Consider the 2-torus $T=S^1\times S^1$ with symplectic form $\omega=d\theta\wedge d\varphi$ and the vector field $X=\partial_\theta$. I wonder if $X$ is hamiltonian. In other words, is $\iota_X\omega$ exact on $T$?
By definition, we locally get $$ \iota_X\omega=\omega(X,-)=\omega(\partial_\theta,-)=d\varphi $$
How to show that this local relation fails globally on $T$? (and that $\iota_X\omega$ is not globally exact?)
On
Preliminaries
The mapping $ \theta \times \varphi: \mathbb{T} \setminus \{ (1,1) \} \to (0,2 \pi) \times (0,2 \pi) \subseteq \mathbb{R}^{2} $ defined by $$ \forall (a,b) \in (0,2 \pi) \times (0,2 \pi): \quad (\theta \times \varphi) \left( e^{2 \pi ia},e^{2 \pi ib} \right) \stackrel{\text{def}}{=} (a,b) $$ is a homeomorphism. Hence, $ \mathbb{T} \setminus \{ (1,1) \} $ is seen to be a smooth $ 2 $-dimensional manifold.
Main Discussion
The symplectic form $ \omega = d{\theta} \wedge d{\varphi} $ is, technically speaking, only defined on $ \mathbb{T} \setminus \{ (1,1) \} $; we cannot immediately say that it is extendable to a symplectic form defined on all of $ \mathbb{T} $. The same must also be said of the vector field $ X = \partial_{\theta} $, which is only defined on $ \mathbb{T} \setminus \{ (1,1) \} $.
Theorem 1 $ X $ is a Hamiltonian vector field on $ \mathbb{T} \setminus \{ (1,1) \} $.
Proof: \begin{align} X(\bullet) &= {\partial_{\theta}}(\bullet) \\ &= (\partial_{\theta} \wedge \partial_{\varphi})(\bullet ~ \otimes d{\varphi}) \\ &= \Pi(\bullet ~ \otimes d{\varphi}) \\ &= {X_{\varphi}}(\bullet), \end{align} where $ \Pi $ is the bi-vector field that corresponds to $ \omega $. This immediately shows that $ X $ is the Hamiltonian vector field on $ \mathbb{T} \setminus \{ (1,1) \} $ corresponding to $ \varphi $. $ \quad \spadesuit $
As shown by H. Shindoh, $ d{\varphi} $ cannot be extended to a vector field on all of $ \mathbb{T} $, otherwise we would obtain an exact form on $ \mathbb{T} $, which leads to a contradiction if we integrate a carefully chosen closed contour in $ \mathbb{T} $.

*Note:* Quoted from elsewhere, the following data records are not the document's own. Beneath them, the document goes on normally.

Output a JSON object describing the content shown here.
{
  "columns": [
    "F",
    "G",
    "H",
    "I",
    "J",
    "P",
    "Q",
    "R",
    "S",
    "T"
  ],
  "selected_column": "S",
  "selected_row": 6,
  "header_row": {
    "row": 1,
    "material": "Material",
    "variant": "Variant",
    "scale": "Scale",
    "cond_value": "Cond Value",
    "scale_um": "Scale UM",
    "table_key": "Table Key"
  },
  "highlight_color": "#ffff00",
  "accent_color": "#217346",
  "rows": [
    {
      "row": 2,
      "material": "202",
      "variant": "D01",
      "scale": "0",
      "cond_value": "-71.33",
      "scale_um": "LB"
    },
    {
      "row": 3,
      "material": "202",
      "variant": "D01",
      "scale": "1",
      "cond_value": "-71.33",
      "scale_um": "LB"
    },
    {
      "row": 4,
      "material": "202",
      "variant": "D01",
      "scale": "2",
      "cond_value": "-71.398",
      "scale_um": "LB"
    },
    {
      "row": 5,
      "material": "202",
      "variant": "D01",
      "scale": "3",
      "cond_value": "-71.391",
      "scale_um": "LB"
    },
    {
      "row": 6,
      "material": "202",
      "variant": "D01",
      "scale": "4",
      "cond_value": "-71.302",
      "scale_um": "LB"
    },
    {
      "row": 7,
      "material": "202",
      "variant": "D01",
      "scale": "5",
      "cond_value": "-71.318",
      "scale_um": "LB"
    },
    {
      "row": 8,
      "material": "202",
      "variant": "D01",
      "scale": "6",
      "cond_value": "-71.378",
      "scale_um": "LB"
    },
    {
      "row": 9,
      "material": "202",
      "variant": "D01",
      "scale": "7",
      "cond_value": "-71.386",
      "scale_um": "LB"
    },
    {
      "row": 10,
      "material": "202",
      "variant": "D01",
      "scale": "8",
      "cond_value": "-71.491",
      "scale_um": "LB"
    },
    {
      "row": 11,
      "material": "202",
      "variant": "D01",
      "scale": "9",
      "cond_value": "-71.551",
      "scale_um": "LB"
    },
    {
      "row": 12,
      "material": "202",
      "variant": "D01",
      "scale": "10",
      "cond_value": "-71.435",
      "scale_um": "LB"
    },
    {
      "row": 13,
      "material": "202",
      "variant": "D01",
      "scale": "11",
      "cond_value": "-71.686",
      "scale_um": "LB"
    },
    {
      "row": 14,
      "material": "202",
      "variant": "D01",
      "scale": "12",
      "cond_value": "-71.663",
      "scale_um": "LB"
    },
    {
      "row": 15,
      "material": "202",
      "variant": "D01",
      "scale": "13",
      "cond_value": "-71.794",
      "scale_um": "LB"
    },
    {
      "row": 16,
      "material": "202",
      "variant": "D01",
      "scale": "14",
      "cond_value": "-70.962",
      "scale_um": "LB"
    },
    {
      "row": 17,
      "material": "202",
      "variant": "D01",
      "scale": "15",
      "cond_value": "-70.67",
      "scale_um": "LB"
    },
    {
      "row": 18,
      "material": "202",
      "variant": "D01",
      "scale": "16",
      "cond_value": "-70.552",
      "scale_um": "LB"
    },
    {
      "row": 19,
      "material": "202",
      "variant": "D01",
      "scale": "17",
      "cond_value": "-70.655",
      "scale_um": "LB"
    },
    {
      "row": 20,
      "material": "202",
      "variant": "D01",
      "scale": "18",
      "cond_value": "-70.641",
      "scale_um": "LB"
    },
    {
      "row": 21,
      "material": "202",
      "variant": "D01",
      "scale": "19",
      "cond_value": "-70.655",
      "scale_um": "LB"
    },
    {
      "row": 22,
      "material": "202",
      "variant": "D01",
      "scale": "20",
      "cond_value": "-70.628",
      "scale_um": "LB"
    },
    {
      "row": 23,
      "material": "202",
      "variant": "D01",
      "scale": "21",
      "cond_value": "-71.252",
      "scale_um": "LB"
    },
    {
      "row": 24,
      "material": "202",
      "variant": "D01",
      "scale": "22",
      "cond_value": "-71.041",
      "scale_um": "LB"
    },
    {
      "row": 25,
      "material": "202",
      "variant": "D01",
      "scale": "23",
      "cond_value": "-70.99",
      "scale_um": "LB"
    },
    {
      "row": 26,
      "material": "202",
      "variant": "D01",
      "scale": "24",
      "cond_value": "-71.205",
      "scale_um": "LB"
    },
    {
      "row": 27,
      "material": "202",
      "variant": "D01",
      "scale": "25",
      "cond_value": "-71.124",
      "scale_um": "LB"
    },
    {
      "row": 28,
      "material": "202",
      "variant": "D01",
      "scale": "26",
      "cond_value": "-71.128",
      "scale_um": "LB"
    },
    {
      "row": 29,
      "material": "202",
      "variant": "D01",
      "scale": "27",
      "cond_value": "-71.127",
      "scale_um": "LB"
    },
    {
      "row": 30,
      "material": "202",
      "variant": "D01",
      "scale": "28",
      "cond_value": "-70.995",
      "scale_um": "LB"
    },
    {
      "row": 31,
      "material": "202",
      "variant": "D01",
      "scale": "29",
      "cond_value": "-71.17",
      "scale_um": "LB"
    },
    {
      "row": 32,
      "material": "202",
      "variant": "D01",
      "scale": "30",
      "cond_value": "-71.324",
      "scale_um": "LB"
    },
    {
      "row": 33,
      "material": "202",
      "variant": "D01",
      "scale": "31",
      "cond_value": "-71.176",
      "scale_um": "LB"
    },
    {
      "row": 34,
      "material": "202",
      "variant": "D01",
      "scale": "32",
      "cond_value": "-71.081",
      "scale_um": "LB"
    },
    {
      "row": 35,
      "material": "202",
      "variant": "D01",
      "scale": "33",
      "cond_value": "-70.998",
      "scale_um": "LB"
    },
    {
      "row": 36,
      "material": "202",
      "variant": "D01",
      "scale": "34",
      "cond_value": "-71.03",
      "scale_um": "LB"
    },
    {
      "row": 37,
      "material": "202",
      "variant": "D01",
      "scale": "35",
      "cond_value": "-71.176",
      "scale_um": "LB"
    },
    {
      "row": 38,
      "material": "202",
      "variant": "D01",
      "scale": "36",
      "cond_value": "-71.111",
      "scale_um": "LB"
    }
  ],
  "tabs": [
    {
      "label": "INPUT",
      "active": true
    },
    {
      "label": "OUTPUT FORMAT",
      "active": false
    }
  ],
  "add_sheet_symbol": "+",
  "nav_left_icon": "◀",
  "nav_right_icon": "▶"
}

This leads us to the grand finalé.
Theorem 2 Although $ X $ is a Hamiltonian vector field on $ \mathbb{T} \setminus \{ (1,1) \} $, it cannot be extended to a Hamiltonian vector field $ X_{f} $ on $ \mathbb{T} $.
Proof: Assume the contrary. Then we would have $$ d{f|_{\mathbb{T} \setminus \{ (1,1) \}}} = d{\varphi}, $$ which leads to the same contradiction as shown in H. Shindoh’s solution. $ \quad \spadesuit $
Remark: $\theta$ and $\varphi$ are regarded as the angle coordinates of $S^1 \subset \mathbb C$.
First we should recall that the 1-form $d\varphi$ is not the exterior derivative of $\varphi$ on $X$. Namely $\varphi$ is not defined on the whole space $T$. But it is defined on arbitrary simply connected open subset on $T$ (after choosing a branch).
For any exact 1-form $df$ (on $T$) and any closed curve $\gamma:[0,1] \to T$, we always have $$\int_{[0,1]} \gamma^*df = \int_{[0,1]} d(f \circ \gamma) = f(\gamma(1))-f(\gamma(0)) = 0.$$
On the other hand, considering the closed curve $\gamma(t):=(0,e^{2\pi t})$, we have $$\int_{[0,1]} \gamma^* d\varphi = \int_0^1 2\pi dt = 2\pi.$$ Therefore $d\varphi$ is not exact.